Brother Pierce grinned again, overjoyed to see her so discomfited, and obliged with a description.

"Ye follow this road here _" he said, pointing to the Old Road that led on to Westhaven. "Not the newer route, but this 'un. Ye take it into the hills, till ye come to a bare-topped hill. If ye get to a village called Westhaven, ye've gone too far. On top of the hill, that's the shrine. But I wouldn't go there _" he added, as she turned to go.

"Why not?" she asked, belligerently.

He laughed, the first time she had heard him do so. It sounded like an old goose, honking. "Because, woman, if you go there, ye'll be judged too! And be sure, if you don't return to your home and the duties of a proper woman, it'll be because demons have taken you like your sister!"

She turned away from him as he slammed the gate shut, feeling chilled, and not by the wind. The Old Road_a bare-topped hill? Between here and Westhaven? There was only one place he could possibly mean.

Skull Hill.

She ran back to the wagon as fast as her legs would carry her, the horse running alongside, but looking back over its shoulder with longing; there was a painful stitch in her side before she got there. "They sent her to Skull Hill," she said, panting, as she harnessed the horse up again, and flung herself into her seat. "I don't think she's very far ahead, not if they wanted to time her arrival for midnight _"

"R-right." Kestrel didn't waste any words; he simply slapped the reins against the horses' backs to get them moving again.

It was terrible. They wanted to gallop the horses and knew they didn't dare. It only took a single hole in the road to send both horses down_and at a gallop, that would mean broken legs and dead horses for certain, and if the wagon overturned as well, they could wind up dead.

It took a few moments for the pain in her side to leave; she breathed the cold air in carefully, holding her side, and waited, before the pain eased enough that she could speak again. "Now we know what the Ghost meant," she pointed out. "About people being sent from here."

"Y-yes," Jonny replied, urging the horses to a faster pace than a walk, until they were moving as fast as even Gwyna considered safe. "P-put one of th-those p-pendants on an enemy, it m-makes them c-come here.
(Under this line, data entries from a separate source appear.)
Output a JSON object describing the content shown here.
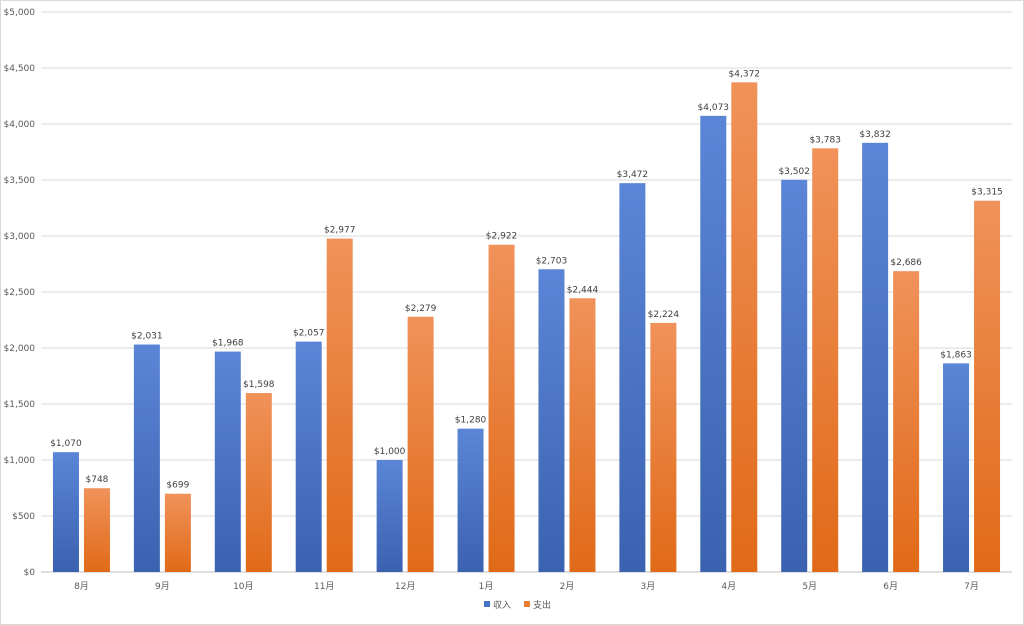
{
  "chart_data": {
    "type": "bar",
    "categories": [
      "8月",
      "9月",
      "10月",
      "11月",
      "12月",
      "1月",
      "2月",
      "3月",
      "4月",
      "5月",
      "6月",
      "7月"
    ],
    "series": [
      {
        "name": "収入",
        "values": [
          1070,
          2031,
          1968,
          2057,
          1000,
          1280,
          2703,
          3472,
          4073,
          3502,
          3832,
          1863
        ],
        "color": "#4472c4"
      },
      {
        "name": "支出",
        "values": [
          748,
          699,
          1598,
          2977,
          2279,
          2922,
          2444,
          2224,
          4372,
          3783,
          2686,
          3315
        ],
        "color": "#ed7d31"
      }
    ],
    "data_labels": [
      [
        "$1,070",
        "$2,031",
        "$1,968",
        "$2,057",
        "$1,000",
        "$1,280",
        "$2,703",
        "$3,472",
        "$4,073",
        "$3,502",
        "$3,832",
        "$1,863"
      ],
      [
        "$748",
        "$699",
        "$1,598",
        "$2,977",
        "$2,279",
        "$2,922",
        "$2,444",
        "$2,224",
        "$4,372",
        "$3,783",
        "$2,686",
        "$3,315"
      ]
    ],
    "y_ticks": [
      0,
      500,
      1000,
      1500,
      2000,
      2500,
      3000,
      3500,
      4000,
      4500,
      5000
    ],
    "y_tick_labels": [
      "$0",
      "$500",
      "$1,000",
      "$1,500",
      "$2,000",
      "$2,500",
      "$3,000",
      "$3,500",
      "$4,000",
      "$4,500",
      "$5,000"
    ],
    "ylim": [
      0,
      5000
    ],
    "title": "",
    "xlabel": "",
    "ylabel": "",
    "grid": true,
    "legend_position": "bottom"
  }
}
And it identifies th-them t-to th-the Ghost."

"He'll kill her, of course," Robin replied off-handedly. "He won't even hesitate. He told us that himself."
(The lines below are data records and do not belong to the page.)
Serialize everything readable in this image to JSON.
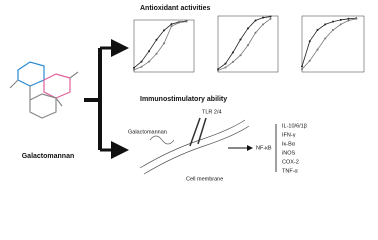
{
  "molecule_label": "Galactomannan",
  "antioxidant": {
    "title": "Antioxidant activities",
    "charts": [
      {
        "type": "line",
        "xlim": [
          0,
          8
        ],
        "ylim": [
          0,
          100
        ],
        "x": [
          0,
          1,
          2,
          3,
          4,
          5,
          6,
          7
        ],
        "series": [
          {
            "color": "#222",
            "values": [
              8,
              20,
              40,
              62,
              80,
              92,
              96,
              98
            ]
          },
          {
            "color": "#777",
            "values": [
              4,
              10,
              20,
              35,
              55,
              88,
              95,
              97
            ]
          }
        ]
      },
      {
        "type": "line",
        "xlim": [
          0,
          8
        ],
        "ylim": [
          0,
          100
        ],
        "x": [
          0,
          1,
          2,
          3,
          4,
          5,
          6,
          7
        ],
        "series": [
          {
            "color": "#222",
            "values": [
              5,
              15,
              35,
              58,
              78,
              92,
              97,
              99
            ]
          },
          {
            "color": "#777",
            "values": [
              3,
              8,
              18,
              30,
              48,
              70,
              85,
              95
            ]
          }
        ]
      },
      {
        "type": "line",
        "xlim": [
          0,
          8
        ],
        "ylim": [
          0,
          100
        ],
        "x": [
          0,
          1,
          2,
          3,
          4,
          5,
          6,
          7
        ],
        "series": [
          {
            "color": "#222",
            "values": [
              10,
              55,
              75,
              85,
              90,
              93,
              95,
              96
            ]
          },
          {
            "color": "#777",
            "values": [
              5,
              20,
              40,
              60,
              75,
              85,
              92,
              95
            ]
          }
        ]
      }
    ]
  },
  "immuno": {
    "title": "Immunostimulatory ability",
    "receptor": "TLR 2/4",
    "ligand": "Galactomannan",
    "factor": "NF-κB",
    "membrane": "Cell membrane",
    "outputs": [
      "IL-10/6/1β",
      "IFN-γ",
      "Iκ-Bα",
      "iNOS",
      "COX-2",
      "TNF-α"
    ]
  }
}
But Jonny only turned and flashed her a feral grin, teeth gleaming whitely in the moonlight.

"N-not if w-we f-find her f-first!" he said. Robin returned his grin, but uncertainly, then peered through the darkness ahead of them. She was hoping to spot Orlina Woolwright quickly, for at this pace, they could defeat their own purpose by accidentally running her down.

Through the valley of Carthell Abbey they raced, and out the other side into the hills; Robin could hardly believe that a woman on foot had come so far, so quickly. It seemed impossible_but the road was wet and muddy here, and they kept coming across the tracks of a human, pressed into the mud and visible even at a distance. They both knew how seldom anyone used this road, so who else could it be?
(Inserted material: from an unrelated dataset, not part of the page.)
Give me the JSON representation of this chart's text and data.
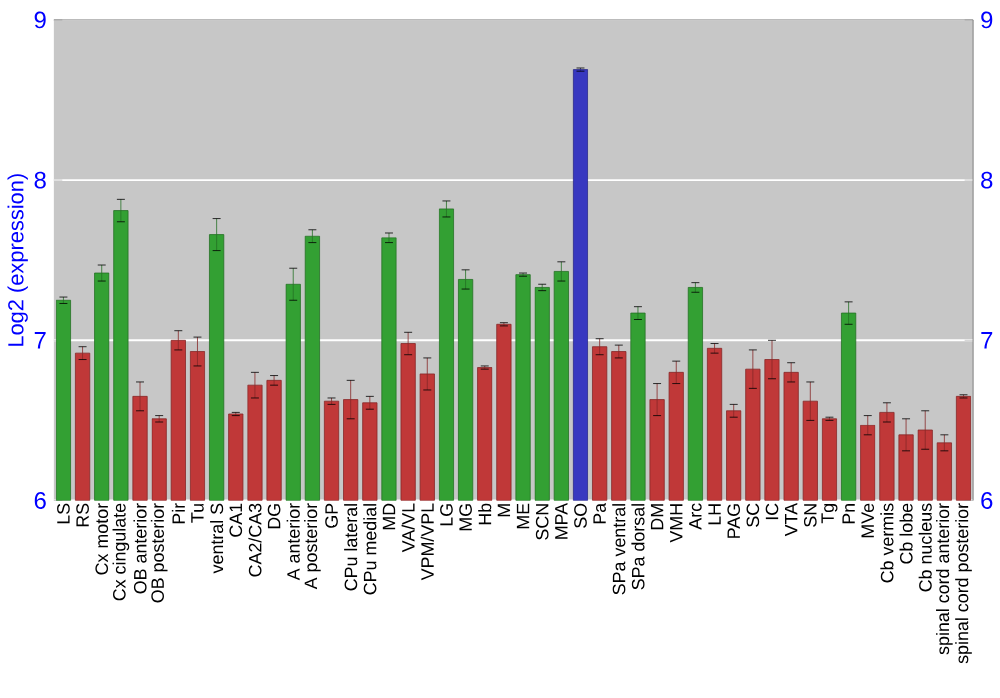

They were deep in the hills again before Robin realized it. And now she had the answer to another question_why tend this road so well if no one used it?

To make it as easy as possible for your victims to reach the place of ambush, she thought grimly. It isn't the Sire who tends this road; it's the Abbey, I'd bet the Ghost's silver on it.

But they were very, very near Skull Hill now; one more hill, and Orlina would be within the Ghost's grasp.